The fleas are about freedom and uncertainty. And while the elephants would continue to get all the attention, the fleas would have the bigger impact — especially in the game of wealth creation. What I want to own and back are the fleas.
I think of longtime holding Contango Oil & Gas (AMEX:MCF) as a model of this kind of organization. Contango focuses on that part of the oil and gas business that creates the most value — the funding and drilling of an exploratory well to create reserves. This is when you make the most money — when you sink a well and find a bunch of reserves that didn’t exist before. Everything else Contango outsources. The company has only eight employees.
There is no doubt that Contango has created enormous value. Since inception in September 1999, every $1 invested in Contango is worth $7.50 today.
This is an example of a kind of high-impact flea organization.
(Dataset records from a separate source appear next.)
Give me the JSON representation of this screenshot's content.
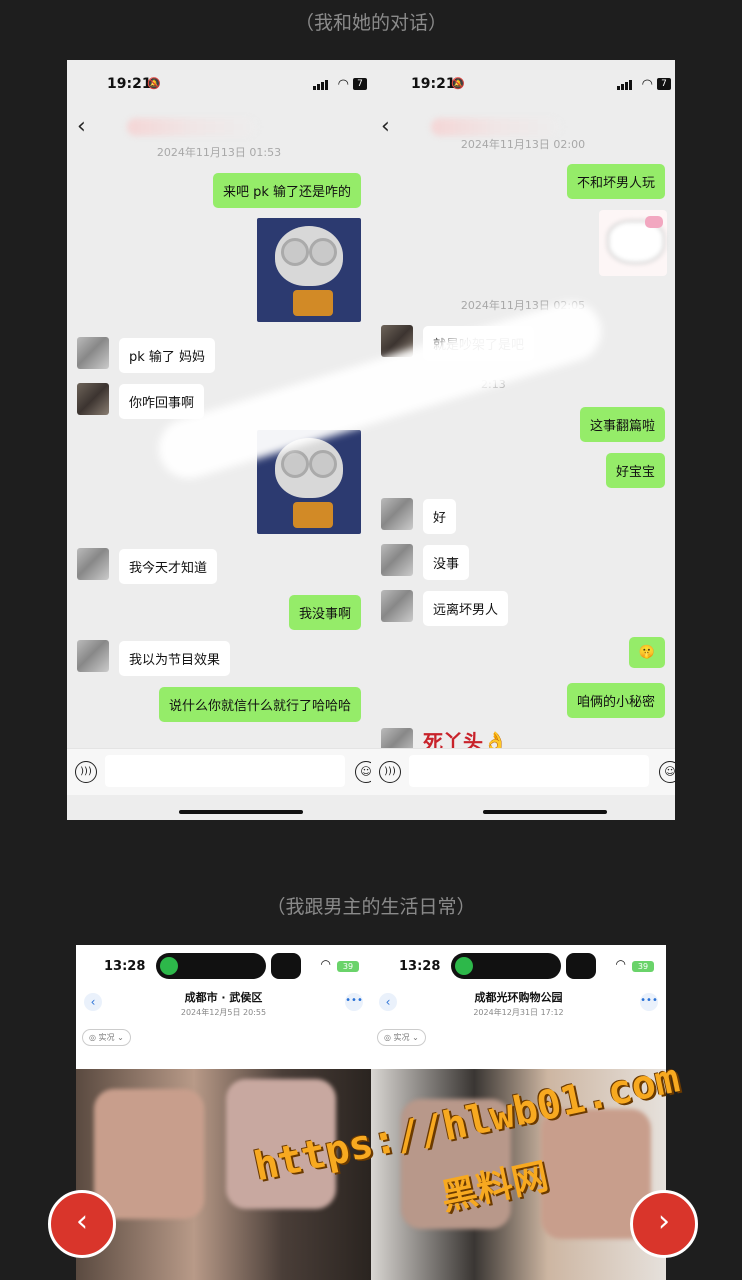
{
  "captions": {
    "top": "（我和她的对话）",
    "bottom": "（我跟男主的生活日常）"
  },
  "chat_left": {
    "time": "19:21",
    "battery": "7",
    "timestamp": "2024年11月13日 01:53",
    "messages": [
      {
        "dir": "out",
        "text": "来吧      pk 输了还是咋的"
      },
      {
        "dir": "in",
        "text": "pk 输了 妈妈"
      },
      {
        "dir": "in",
        "text": "你咋回事啊"
      },
      {
        "dir": "in",
        "text": "我今天才知道"
      },
      {
        "dir": "out",
        "text": "我没事啊"
      },
      {
        "dir": "in",
        "text": "我以为节目效果"
      },
      {
        "dir": "out",
        "text": "说什么你就信什么就行了哈哈哈"
      }
    ]
  },
  "chat_right": {
    "time": "19:21",
    "battery": "7",
    "timestamp1": "2024年11月13日 02:00",
    "timestamp2": "2024年11月13日 02:05",
    "timestamp3_partial": "2:13",
    "messages": [
      {
        "dir": "out",
        "text": "不和坏男人玩"
      },
      {
        "dir": "in",
        "text": "就是吵架了是吧"
      },
      {
        "dir": "out",
        "text": "这事翻篇啦"
      },
      {
        "dir": "out",
        "text": "好宝宝"
      },
      {
        "dir": "in",
        "text": "好"
      },
      {
        "dir": "in",
        "text": "没事"
      },
      {
        "dir": "in",
        "text": "远离坏男人"
      },
      {
        "dir": "out",
        "text": "🤫"
      },
      {
        "dir": "out",
        "text": "咱俩的小秘密"
      },
      {
        "dir": "in",
        "text": "死丫头👌"
      }
    ]
  },
  "photo_left": {
    "time": "13:28",
    "battery": "39",
    "location": "成都市 · 武侯区",
    "date": "2024年12月5日  20:55",
    "tag": "◎ 实况 ⌄"
  },
  "photo_right": {
    "time": "13:28",
    "battery": "39",
    "location": "成都光环购物公园",
    "date": "2024年12月31日  17:12",
    "tag": "◎ 实况 ⌄"
  },
  "watermark": {
    "url": "https://hlwb01.com",
    "name": "黑料网"
  },
  "nav": {
    "prev": "‹",
    "next": "›"
  },
  "colors": {
    "bubble_out": "#95ec69",
    "bubble_in": "#ffffff",
    "nav_button": "#d9352b",
    "watermark": "#f7a920"
  }
}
The merit of collecting the Contangos of the world is that you can make a lot more money on the fleas. How hard is it for Exxon Mobil’s stock to double? It would have to be worth $800 billion to do so. How hard is it for Contango, worth only $869 million, to double? It is much easier. One big find and it could double.
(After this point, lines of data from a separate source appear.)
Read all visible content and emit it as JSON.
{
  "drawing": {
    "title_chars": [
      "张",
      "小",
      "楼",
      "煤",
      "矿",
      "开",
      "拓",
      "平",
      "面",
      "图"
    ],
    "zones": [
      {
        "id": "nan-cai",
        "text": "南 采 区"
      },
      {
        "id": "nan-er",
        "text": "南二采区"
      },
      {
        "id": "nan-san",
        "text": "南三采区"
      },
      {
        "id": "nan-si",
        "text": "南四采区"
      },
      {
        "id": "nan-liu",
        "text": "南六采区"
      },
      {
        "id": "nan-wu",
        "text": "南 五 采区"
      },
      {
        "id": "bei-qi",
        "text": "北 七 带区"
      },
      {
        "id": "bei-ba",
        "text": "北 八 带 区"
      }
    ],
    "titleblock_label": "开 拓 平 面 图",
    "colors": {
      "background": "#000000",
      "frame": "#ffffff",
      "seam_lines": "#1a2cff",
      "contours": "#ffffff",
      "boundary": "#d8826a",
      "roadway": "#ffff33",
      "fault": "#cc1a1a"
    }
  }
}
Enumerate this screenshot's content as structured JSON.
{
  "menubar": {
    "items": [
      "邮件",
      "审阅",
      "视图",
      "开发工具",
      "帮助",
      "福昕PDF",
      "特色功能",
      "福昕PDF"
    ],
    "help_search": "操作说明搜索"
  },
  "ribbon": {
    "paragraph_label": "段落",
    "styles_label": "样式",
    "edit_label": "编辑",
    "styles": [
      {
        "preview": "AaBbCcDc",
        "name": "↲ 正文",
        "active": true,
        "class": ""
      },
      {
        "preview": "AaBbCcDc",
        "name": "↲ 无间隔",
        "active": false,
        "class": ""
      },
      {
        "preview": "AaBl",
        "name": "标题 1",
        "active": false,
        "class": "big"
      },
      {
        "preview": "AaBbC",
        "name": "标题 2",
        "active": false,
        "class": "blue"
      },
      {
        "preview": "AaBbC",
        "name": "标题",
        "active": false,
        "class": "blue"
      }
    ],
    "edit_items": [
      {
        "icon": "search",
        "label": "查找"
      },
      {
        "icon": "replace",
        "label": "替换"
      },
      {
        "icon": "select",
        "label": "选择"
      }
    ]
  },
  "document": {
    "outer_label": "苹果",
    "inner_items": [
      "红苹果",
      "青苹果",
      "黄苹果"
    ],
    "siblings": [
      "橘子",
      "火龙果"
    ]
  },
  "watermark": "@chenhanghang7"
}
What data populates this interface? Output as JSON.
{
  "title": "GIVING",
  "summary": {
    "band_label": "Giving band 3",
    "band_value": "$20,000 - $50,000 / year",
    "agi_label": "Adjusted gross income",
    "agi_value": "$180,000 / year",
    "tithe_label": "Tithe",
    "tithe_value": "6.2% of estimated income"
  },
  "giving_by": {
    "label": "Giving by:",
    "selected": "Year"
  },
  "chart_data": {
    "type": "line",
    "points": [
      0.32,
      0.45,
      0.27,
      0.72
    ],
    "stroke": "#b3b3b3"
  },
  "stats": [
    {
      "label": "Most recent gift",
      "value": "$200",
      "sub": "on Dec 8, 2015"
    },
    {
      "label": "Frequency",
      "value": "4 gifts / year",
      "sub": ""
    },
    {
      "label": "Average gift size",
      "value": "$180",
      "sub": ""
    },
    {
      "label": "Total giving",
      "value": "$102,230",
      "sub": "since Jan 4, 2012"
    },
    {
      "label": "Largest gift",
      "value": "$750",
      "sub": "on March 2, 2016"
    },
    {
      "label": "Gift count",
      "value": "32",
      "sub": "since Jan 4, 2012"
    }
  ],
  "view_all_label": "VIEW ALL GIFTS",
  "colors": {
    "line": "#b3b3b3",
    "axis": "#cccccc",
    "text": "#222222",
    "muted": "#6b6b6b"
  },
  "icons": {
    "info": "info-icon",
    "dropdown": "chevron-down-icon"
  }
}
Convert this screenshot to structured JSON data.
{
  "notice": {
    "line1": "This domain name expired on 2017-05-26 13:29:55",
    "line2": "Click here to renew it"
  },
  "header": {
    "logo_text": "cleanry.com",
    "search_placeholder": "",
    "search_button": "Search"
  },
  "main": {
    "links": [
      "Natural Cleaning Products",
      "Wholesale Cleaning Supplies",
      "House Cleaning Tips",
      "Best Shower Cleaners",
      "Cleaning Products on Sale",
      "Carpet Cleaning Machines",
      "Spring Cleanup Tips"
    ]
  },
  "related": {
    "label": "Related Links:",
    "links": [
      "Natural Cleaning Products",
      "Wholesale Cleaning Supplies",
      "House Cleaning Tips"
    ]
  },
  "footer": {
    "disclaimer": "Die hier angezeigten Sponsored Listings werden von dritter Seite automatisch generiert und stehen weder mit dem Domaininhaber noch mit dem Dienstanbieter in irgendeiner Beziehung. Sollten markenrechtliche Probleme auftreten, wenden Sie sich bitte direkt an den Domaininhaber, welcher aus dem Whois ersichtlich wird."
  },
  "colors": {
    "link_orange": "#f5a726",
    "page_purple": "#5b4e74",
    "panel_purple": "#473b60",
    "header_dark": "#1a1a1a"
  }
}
Handy had another word for the leaders of these flea organizations. He called them “alchemists, meaning people who create something out of nothing, or turn base metal into gold. The word sounded less brash and thrusting than entrepreneur; it captured some of the idealism we saw in these people.”
CEO Ken Peak is an alchemist. There was nothing before. Contango was his creation. Born of an idea on how an exploration and production company should operate and what it should focus on.
Handy found several characteristics among such alchemists. They had a passion for what they were doing. This passion, Handy felt, came from their ownership of the idea. The alchemists often had their identity bound up in the enterprise, and it may have even borne their name. (Handy writes how we forget sometimes that companies were originally the idea of a person or group of people. How many know that the great engineering firm ABB used to stand for Asea Brown Boveri? “The names of real people, once,” Handy writes.)
The alchemists, too, had an ability to stick with their dream, even in the face of lots of doubters. And finally, he found they had a third eye — they looked at the world in a different way than others. Put these characteristics together and you will not likely find them happy in a corner office of a bureaucracy.
Where these people tend to go, where they tend to have the biggest impact, is in smaller organizations. As Handy writes, the big challenge for elephants is that efficiency and creativity are often antagonists. “Could large organizations allow creative individuals the space to experiment and, if successful, the right to be identified with the final product and to have some degree of legal ownership?” he asks. “Could they tolerate the waste created when experiments don’t work out as they should?”
There are exceptions, of course. Great alchemists will eventually find themselves at the top of giant companies that they created — think of Jeff Bezos at Amazon or Steve Jobs at Apple. By then, however, the greatest gains are behind them. The really big winners were the people who invested with Bezos and Jobs when they were still working in flea organizations, before they became elephants.
This has always been true. But it is more true now in an age when the giants are really enormous. And the rewards for creating something on your own (and possibly selling your idea later to the elephants) are so great.
As an investor, I’d prefer to collect promising flea organizations than invest in elephants.